Ксения . Давай чужих кормить, а то молоко в голову бросится, от горя помрешь. (Уходит, баюкая ребенка.)
Суенита (разглядывая ребенка) . Почему у него такое скучное лицо?.. (Дает ему в рот свою грудь.) Он не сосет молоко из моей груди!
Хоз . Положи его на землю, Суенита. Твой ребенок, наверное, хочет умереть.
Суенита . Он один останется – на всем свете, без нас и без жизни!
Хоз . Не тоскуй, Суенита. Ты зачала его, шутя, веселясь и задыхаясь, зачем же раздражаешься теперь? Это несерьезно… Что тебе один ребенок! – Ты качаешь в своих бедрах, как в люльке, целое будущее человечество. Подойди ко мне!
Далекий, невнятный гул летящего аэроплана.

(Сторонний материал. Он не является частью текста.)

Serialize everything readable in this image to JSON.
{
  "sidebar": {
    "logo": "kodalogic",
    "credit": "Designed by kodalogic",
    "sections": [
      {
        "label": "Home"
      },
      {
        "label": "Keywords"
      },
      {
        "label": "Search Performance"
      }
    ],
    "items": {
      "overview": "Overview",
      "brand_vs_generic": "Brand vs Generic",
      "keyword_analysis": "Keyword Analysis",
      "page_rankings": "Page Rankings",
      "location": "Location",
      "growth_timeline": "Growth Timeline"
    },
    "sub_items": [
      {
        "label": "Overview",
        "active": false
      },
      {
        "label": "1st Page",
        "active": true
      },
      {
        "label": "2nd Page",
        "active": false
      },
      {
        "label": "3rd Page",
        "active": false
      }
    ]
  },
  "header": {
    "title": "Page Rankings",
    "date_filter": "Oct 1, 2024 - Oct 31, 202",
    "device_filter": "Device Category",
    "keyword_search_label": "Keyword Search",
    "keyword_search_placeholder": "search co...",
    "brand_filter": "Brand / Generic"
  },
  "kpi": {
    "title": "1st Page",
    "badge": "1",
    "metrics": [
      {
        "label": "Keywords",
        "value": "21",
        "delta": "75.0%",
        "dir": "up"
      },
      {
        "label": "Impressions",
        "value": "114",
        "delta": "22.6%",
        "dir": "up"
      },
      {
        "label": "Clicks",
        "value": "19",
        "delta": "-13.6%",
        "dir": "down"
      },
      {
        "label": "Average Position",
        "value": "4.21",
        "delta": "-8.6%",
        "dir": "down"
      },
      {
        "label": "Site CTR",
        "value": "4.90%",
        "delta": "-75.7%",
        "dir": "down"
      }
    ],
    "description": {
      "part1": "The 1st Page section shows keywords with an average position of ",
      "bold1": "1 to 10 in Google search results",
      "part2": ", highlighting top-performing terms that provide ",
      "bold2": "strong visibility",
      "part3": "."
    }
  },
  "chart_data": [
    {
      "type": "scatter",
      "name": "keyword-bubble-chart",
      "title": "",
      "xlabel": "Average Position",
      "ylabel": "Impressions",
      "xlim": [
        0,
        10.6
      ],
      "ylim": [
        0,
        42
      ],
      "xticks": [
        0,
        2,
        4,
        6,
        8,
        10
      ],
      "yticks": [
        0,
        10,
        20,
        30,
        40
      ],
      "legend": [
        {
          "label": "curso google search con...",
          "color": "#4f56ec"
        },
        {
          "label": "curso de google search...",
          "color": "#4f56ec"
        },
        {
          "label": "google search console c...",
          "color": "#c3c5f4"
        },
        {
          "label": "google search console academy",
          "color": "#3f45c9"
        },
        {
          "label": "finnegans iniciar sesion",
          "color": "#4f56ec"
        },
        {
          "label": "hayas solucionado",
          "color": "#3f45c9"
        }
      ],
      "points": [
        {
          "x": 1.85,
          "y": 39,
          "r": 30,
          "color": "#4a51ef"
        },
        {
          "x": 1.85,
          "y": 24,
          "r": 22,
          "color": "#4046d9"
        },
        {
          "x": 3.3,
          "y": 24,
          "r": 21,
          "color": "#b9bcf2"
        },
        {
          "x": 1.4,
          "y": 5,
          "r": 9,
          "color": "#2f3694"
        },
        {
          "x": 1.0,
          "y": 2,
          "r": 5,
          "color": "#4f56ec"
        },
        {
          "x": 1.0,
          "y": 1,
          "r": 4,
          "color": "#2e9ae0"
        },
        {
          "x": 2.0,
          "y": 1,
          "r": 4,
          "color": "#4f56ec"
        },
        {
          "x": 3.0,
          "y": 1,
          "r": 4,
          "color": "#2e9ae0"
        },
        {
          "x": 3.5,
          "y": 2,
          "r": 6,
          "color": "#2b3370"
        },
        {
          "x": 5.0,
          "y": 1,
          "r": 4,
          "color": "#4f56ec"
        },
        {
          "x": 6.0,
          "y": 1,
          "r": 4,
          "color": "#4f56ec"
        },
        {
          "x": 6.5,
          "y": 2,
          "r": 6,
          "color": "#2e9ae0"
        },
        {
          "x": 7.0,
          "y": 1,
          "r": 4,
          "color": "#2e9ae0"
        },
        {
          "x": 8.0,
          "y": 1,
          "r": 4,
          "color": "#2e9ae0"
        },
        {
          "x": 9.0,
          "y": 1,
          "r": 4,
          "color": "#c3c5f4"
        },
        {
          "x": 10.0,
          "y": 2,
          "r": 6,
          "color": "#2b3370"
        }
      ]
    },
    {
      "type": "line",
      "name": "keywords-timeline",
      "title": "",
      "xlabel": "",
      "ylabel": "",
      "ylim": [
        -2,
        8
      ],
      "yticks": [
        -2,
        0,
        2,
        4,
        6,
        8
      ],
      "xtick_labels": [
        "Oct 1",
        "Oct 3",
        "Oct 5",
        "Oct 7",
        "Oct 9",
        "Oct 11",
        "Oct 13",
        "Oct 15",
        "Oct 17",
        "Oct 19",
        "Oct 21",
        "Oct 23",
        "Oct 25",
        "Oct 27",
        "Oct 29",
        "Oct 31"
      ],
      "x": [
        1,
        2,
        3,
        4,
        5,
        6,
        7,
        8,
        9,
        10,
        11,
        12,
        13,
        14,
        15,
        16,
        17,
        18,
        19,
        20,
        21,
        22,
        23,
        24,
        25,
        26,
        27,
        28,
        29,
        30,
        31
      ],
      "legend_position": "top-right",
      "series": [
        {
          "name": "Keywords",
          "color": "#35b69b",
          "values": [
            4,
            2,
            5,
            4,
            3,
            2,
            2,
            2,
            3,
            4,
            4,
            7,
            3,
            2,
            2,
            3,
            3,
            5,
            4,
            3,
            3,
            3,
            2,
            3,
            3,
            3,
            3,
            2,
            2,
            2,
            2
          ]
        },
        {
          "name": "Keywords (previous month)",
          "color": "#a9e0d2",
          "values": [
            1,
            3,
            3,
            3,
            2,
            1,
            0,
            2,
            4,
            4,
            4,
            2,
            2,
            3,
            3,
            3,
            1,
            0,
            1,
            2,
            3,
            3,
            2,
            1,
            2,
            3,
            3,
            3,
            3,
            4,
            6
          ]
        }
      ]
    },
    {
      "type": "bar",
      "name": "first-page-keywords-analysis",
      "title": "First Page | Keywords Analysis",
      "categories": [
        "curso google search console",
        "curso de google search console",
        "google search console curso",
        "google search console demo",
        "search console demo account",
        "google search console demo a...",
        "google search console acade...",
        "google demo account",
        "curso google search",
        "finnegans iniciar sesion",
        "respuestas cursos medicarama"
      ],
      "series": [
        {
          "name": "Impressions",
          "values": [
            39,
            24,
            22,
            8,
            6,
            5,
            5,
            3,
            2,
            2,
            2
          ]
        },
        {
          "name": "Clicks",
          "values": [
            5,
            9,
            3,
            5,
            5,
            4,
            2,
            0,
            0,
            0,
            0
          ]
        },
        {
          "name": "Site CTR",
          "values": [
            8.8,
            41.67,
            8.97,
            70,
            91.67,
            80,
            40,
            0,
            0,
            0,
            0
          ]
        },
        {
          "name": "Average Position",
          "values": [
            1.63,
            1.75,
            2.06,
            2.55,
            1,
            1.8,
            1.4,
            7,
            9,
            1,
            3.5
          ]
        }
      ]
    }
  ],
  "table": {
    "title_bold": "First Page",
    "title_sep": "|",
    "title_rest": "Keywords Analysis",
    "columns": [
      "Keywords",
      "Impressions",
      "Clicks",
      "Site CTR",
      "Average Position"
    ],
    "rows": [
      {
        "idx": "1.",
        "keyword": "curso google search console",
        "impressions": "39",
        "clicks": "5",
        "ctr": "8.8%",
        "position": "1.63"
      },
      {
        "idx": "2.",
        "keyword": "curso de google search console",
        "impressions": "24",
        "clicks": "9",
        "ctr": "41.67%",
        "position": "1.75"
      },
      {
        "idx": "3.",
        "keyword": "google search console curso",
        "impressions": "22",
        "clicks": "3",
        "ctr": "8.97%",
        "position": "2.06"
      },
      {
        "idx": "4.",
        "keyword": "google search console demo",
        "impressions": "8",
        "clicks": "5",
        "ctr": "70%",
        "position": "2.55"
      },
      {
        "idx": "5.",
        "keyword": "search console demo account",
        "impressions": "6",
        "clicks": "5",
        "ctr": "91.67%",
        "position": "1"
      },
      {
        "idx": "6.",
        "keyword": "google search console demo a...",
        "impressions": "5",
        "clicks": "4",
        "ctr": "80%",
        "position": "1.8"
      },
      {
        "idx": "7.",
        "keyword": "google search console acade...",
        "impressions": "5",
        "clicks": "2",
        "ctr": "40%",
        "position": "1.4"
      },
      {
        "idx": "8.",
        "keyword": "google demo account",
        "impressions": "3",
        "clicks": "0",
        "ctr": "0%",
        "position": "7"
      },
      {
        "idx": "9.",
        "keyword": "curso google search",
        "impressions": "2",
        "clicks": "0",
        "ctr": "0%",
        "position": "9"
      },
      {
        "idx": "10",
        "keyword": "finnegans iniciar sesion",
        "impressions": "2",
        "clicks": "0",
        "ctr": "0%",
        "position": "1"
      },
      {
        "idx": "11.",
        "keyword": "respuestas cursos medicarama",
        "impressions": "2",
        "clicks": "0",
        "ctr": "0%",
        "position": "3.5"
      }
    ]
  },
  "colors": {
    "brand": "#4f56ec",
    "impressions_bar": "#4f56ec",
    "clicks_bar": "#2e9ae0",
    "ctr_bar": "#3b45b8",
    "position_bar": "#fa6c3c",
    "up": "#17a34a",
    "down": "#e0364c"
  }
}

Суенита . Я не слышу тебя, старичок. Мне трудно сейчас…
Приходит Антон , обвязанный на голове тряпками от полученных ранений.
Антошка! Бери коня. Скачи в район к телефону – кричи в ГПУ на Каспийское море. Чего раньше не гнались за кулаками?
Антон . Съедобную пищу из всякого брачного праха организовали: нервничать некогда было! Тем более все равно бдительность на границах у нас сугубая – никто не уплывает!
Усилившийся гул: летит аэроплан.
Суенита . Аэроплан летит! Антошка, пускай он спустится, мы на нем кулаков догоним!
Антон (глядя в высоту) . Спущу! Я враз спущу! Никогда на машине не летал! Великая техника, все сердце гремит, так и хочется крикнуть – вперед!
Хоз . Ты сигналов не знаешь?
Антон . Я член Осоавиахима. Я зажгу костер и пущу дым государственной опасности, а тебя надо арестовать: ты мой ум рассеиваешь!.. (Исчезает.)
Хоз . Спит твой ребенок.
Суенита . Спит мой мальчик. (Укрывает ребенка и кладет его в сенях на лавку.) Все теперь спят – на земле и на море. Только один далекий ребенок кричит сейчас на нашем маленьком корабле… Он меня зовет, он без защиты там! Я в воду брошусь, я уплыву к нему в темноте…
Хоз (приближаясь к Суените) . Не шуми, девочка, наша судьба беззвучна. (Обнимает Суениту и склоняется около нее.) Я тоже плакать с тобой хочу и тосковать около твоей нищей юбки, у пыльных ног твоих, где пахнет землею и твоими детьми.
Обнимает ослабевшую Суениту и держит в объятиях.
Далекий стихающий гул удаляющегося аэроплана.